President Bush likes to tell his usually hand-picked audiences that Iraq will become more democratic and prosperous because of America’s intervention. What he has in mind are the remarkable changes in Germany and Japan after World War II because of American aid to those countries. His comparison holds little water. So why does he invoke it? Because invoking the correct comparison — with South Vietnam — would give neither his beleaguered administration nor most Americans any comfort.
The president has repeatedly invoked the American-backed reconstructions of Germany and Japan to win support for his policies in Iraq. Most recently he told an audience in Cleveland that Germany and Japan are democracies today because “free nations came together to fight the ideology of fascism.”

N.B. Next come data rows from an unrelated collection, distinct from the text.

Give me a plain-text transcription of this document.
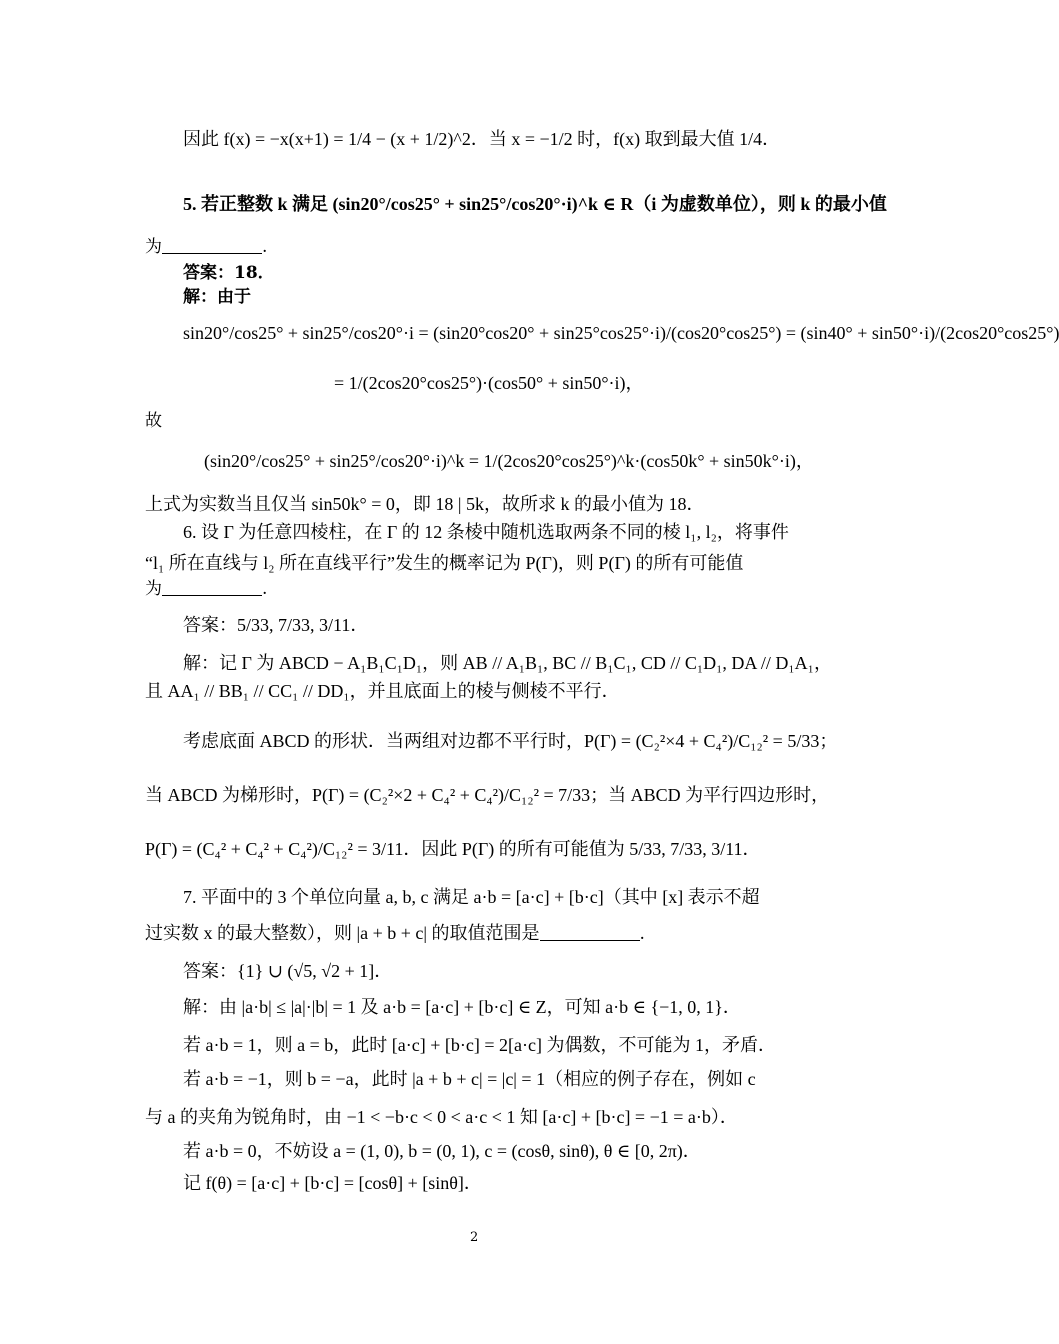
因此 f(x) = −x(x+1) = 1/4 − (x + 1/2)^2．当 x = −1/2 时，f(x) 取到最大值 1/4．
5. 若正整数 k 满足 (sin20°/cos25° + sin25°/cos20°·i)^k ∈ R（i 为虚数单位），则 k 的最小值
为	.
答案：18．
解：由于
sin20°/cos25° + sin25°/cos20°·i = (sin20°cos20° + sin25°cos25°·i)/(cos20°cos25°) = (sin40° + sin50°·i)/(2cos20°cos25°)
= 1/(2cos20°cos25°)·(cos50° + sin50°·i)，
故
(sin20°/cos25° + sin25°/cos20°·i)^k = 1/(2cos20°cos25°)^k·(cos50k° + sin50k°·i)，
上式为实数当且仅当 sin50k° = 0，即 18 | 5k，故所求 k 的最小值为 18．
6. 设 Γ 为任意四棱柱，在 Γ 的 12 条棱中随机选取两条不同的棱 l₁, l₂，将事件
“l₁ 所在直线与 l₂ 所在直线平行”发生的概率记为 P(Γ)，则 P(Γ) 的所有可能值
为	.
答案：5/33, 7/33, 3/11．
解：记 Γ 为 ABCD − A₁B₁C₁D₁，则 AB // A₁B₁, BC // B₁C₁, CD // C₁D₁, DA // D₁A₁，
且 AA₁ // BB₁ // CC₁ // DD₁，并且底面上的棱与侧棱不平行．
考虑底面 ABCD 的形状．当两组对边都不平行时，P(Γ) = (C₂²×4 + C₄²)/C₁₂² = 5/33；
当 ABCD 为梯形时，P(Γ) = (C₂²×2 + C₄² + C₄²)/C₁₂² = 7/33；当 ABCD 为平行四边形时，
P(Γ) = (C₄² + C₄² + C₄²)/C₁₂² = 3/11．因此 P(Γ) 的所有可能值为 5/33, 7/33, 3/11．
7. 平面中的 3 个单位向量 a, b, c 满足 a·b = [a·c] + [b·c]（其中 [x] 表示不超
过实数 x 的最大整数），则 |a + b + c| 的取值范围是	.
答案：{1} ∪ (√5, √2 + 1]．
解：由 |a·b| ≤ |a|·|b| = 1 及 a·b = [a·c] + [b·c] ∈ Z，可知 a·b ∈ {−1, 0, 1}．
若 a·b = 1，则 a = b，此时 [a·c] + [b·c] = 2[a·c] 为偶数，不可能为 1，矛盾．
若 a·b = −1，则 b = −a，此时 |a + b + c| = |c| = 1（相应的例子存在，例如 c
与 a 的夹角为锐角时，由 −1 < −b·c < 0 < a·c < 1 知 [a·c] + [b·c] = −1 = a·b）．
若 a·b = 0，不妨设 a = (1, 0), b = (0, 1), c = (cosθ, sinθ), θ ∈ [0, 2π)．
记 f(θ) = [a·c] + [b·c] = [cosθ] + [sinθ]．
2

Unfortunately for Bush’s reasoning, favorable conditions like those after World War II have never existed in Iraq. U.S. military forces, private contractors, aid workers and others operate under conditions of “high military threat,” just as their counterparts did for two decades in South Vietnam. That was never the case after World War II.
In the run-up to the invasion of Iraq, Bush’s advisers asserted that Iraqi political and economic reconstruction would succeed if the administration made a substantial and sustained commitment to it. They assumed that U.S. military forces would quickly establish a stable and peaceful environment after crushing Saddam’s army.
It didn’t take long to show that these advisers had overestimated the appropriateness of American policies. They were wrong in thinking that the administration could meet its goal of creating a democratic state that would serve as a linchpin of stability in a turbulent region and a model for other leaders in the area to emulate.
With no end to the conflict in sight, it’s understandable why the president Bush continues to refer to U.S. successes rather than the nation’s conspicuous failure in South Vietnam. After all, four administrations in Washington poured billions of dollars into that country without producing either democracy or development.
The situation in Iraq is even more problematic for U.S. policymakers now than it was in South Vietnam 40 years ago. There, U.S. economic aid mollified the urban middle classes and the professional elites, who then restrained their opposition to the often unstable government in Saigon. This enabled U.S. military forces to fight a war on behalf of a client state. In Iraq, U.S. intervention has fanned the flames of civil war, making it impossible to establish a stable and peaceful environment.
Iraqis now suffer a lower level of basic services than they did a year ago, despite our having spent some $20 billion on reconstruction to date. That was scarcely the case in postwar Germany and Japan. And billions of dollars more will surely be wasted as long as the conditions of “high military threat” last. In the current environment, Iraqis cannot hope to enjoy a standard of living that comes anywhere close to matching that of the Germans and Japanese.
Then there’s the matter of the Iraqis’ failure to agree about the direction of their nation’s future. After World War II, America made a sustained and substantial commitment to the rehabilitation of the defeated Axis powers. As important as it was to the creation of liberal democracies and capitalist economies in Germany and Japan, the success of reconstruction in both countries rose above all from the desire and willingness of the people to rebuild their societies.
To be sure, many Iraqis seek a similar outcome for their country. But they cannot hope to realize their dreams until the question of how their country will be governed has been resolved. The circumstances in Iraq are analogous neither to the Allied fight against Germany and Japan nor to the reconstruction efforts that followed.
Like the used car salesman with a familiar pitch, President Bush uses the same analogies over and over to sell the American people a long-term commitment in Iraq. The public should realize that it’s buying a lemon.
Michael R. Adamson is an independent historical consultant and researcher based in the San Francisco Bay Area.